The distance between the vidian canal and the foramen rotundum has been measured to evaluate sphenoid mucocele expansion. This distance should not exceed 11.4 mm [3]. One report describes definite elevations of the vidian canal into the base of the sphenoid sinus [4]. However, an analysis of 100 consecutive coronal sinus CT scans at UC Davis (Dublin, 2005) showed that 70% are fully buried in the sphenoid bone beneath the sphenoid sinus, while 17.5% made a definite impression in the sphenoid sinus floor, and 12.5% presented as a “stalk” into the sinus.

Dysfunction of the vidian nerve may occur, either due to trauma, infection, tumor, psychogenic syndromes, methyldopa use, rauwolfia use, endrocrine disorders, and idiopathic causes.
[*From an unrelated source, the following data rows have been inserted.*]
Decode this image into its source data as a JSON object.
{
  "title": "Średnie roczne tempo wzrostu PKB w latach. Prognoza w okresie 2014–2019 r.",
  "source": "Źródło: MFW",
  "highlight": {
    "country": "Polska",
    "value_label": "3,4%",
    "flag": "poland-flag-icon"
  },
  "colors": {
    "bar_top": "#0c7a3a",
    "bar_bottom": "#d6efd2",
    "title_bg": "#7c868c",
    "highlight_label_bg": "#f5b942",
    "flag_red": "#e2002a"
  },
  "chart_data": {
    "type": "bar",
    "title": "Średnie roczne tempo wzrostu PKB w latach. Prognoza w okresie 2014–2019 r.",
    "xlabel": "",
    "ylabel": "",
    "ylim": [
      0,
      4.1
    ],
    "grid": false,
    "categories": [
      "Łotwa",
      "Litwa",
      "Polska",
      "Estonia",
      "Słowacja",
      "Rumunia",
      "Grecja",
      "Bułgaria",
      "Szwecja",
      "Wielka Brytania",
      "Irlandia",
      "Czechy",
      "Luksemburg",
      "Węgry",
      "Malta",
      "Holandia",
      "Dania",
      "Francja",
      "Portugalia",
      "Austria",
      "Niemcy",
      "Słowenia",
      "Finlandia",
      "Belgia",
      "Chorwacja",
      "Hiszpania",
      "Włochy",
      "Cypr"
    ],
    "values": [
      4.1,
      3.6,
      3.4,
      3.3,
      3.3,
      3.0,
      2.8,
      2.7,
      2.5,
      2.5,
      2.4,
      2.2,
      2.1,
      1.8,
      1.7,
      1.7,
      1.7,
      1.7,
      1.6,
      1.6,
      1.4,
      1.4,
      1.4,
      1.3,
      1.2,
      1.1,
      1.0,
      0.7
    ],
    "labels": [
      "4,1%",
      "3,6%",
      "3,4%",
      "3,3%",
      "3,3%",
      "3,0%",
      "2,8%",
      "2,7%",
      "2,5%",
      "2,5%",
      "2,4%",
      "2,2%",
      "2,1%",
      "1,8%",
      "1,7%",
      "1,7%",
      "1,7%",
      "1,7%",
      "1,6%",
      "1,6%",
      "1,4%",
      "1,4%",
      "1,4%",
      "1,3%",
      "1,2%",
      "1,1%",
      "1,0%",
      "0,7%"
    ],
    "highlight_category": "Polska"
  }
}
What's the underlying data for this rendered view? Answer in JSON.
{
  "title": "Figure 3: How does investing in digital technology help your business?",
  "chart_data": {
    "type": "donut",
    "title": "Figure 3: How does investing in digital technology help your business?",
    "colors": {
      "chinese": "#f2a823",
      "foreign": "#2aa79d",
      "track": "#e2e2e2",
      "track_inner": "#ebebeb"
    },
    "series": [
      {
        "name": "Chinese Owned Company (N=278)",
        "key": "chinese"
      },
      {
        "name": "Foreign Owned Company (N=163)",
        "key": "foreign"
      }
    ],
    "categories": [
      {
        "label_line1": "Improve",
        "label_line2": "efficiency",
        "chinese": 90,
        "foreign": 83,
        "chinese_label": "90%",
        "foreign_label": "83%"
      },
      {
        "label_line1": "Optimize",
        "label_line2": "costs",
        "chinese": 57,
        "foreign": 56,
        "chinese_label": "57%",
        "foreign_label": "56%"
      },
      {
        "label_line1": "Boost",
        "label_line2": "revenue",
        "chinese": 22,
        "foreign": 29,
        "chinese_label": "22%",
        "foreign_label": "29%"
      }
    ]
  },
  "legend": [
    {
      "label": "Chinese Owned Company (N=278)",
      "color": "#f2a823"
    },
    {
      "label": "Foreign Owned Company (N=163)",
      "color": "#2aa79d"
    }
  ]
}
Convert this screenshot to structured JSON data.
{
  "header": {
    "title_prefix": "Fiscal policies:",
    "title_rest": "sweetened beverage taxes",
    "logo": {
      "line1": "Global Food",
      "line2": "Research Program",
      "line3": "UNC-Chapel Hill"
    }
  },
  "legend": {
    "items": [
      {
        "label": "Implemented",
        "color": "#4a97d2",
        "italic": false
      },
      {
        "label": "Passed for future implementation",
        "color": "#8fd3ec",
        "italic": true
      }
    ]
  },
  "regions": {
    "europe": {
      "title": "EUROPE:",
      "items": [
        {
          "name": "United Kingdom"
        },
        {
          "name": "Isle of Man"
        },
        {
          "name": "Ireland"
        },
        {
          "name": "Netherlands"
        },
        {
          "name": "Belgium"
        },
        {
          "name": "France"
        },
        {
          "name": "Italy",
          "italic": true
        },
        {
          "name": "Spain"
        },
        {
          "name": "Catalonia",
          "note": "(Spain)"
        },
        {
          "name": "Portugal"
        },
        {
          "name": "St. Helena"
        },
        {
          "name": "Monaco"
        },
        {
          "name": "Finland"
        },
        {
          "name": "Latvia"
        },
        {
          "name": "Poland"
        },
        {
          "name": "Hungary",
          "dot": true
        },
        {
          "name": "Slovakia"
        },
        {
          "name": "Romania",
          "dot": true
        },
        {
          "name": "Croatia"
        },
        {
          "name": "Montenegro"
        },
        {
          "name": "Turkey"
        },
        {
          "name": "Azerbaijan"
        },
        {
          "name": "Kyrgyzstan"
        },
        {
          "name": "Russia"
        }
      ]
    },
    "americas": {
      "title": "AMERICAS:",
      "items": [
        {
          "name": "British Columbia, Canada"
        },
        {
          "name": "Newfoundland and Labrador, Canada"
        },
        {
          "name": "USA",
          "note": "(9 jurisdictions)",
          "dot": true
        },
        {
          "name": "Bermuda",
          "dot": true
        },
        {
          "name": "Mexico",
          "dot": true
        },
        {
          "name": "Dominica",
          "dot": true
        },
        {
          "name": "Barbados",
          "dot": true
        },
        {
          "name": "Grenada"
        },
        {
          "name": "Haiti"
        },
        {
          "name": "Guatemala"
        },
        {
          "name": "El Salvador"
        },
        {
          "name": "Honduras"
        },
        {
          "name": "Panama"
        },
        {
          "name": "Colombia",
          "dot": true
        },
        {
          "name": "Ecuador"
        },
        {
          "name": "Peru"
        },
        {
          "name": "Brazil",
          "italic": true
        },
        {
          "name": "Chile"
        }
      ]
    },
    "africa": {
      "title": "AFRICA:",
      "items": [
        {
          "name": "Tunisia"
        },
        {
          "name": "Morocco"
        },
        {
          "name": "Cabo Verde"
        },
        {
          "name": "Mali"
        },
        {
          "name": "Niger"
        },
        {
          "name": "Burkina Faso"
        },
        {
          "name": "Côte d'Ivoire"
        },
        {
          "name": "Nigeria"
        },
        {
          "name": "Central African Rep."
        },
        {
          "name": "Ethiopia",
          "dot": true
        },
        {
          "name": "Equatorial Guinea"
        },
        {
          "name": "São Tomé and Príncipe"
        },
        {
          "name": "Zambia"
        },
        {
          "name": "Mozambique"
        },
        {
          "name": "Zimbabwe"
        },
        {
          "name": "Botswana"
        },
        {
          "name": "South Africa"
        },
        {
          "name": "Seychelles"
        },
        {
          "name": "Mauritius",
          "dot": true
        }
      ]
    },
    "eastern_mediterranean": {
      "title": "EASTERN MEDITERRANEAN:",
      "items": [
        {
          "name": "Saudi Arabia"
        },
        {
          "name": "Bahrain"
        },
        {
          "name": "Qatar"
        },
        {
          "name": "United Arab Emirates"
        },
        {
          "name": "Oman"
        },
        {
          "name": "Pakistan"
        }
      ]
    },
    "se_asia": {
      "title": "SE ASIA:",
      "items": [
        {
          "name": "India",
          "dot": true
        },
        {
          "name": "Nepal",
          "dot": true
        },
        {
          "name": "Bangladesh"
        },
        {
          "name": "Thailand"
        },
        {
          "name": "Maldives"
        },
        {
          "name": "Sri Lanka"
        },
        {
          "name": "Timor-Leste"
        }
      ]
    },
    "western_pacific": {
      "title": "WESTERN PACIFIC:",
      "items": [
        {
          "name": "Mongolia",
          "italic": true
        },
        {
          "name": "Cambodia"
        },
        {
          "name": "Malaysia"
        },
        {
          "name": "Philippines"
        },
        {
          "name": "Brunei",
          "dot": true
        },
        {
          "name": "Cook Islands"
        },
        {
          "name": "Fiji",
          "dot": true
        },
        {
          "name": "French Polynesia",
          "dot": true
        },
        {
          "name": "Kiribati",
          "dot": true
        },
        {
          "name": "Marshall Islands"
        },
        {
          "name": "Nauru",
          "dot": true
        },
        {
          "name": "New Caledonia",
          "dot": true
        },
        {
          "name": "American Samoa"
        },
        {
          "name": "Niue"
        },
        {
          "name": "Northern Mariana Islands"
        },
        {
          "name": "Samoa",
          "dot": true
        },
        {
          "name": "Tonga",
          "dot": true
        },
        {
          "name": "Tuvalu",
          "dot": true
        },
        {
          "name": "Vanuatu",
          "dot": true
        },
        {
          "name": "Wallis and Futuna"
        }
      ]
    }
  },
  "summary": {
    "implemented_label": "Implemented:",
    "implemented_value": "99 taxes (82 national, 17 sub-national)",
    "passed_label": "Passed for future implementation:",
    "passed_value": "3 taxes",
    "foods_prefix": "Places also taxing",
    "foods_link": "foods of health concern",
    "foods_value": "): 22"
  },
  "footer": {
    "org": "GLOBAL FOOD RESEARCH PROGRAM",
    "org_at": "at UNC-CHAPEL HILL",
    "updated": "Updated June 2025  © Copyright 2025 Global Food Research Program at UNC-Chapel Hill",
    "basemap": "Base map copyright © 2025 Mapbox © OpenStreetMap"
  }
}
The syndrome of dysfunction involves increased parasympathetic and decreased sympathetic control, resulting in vasodilatation, hypersecretion, and chronic and prolonged sneezing. Various approaches have been used to sever the nerve, including the classic transantral, subperiosteal transantral, transpalatal, transethmoidal, and transnasal approaches [5].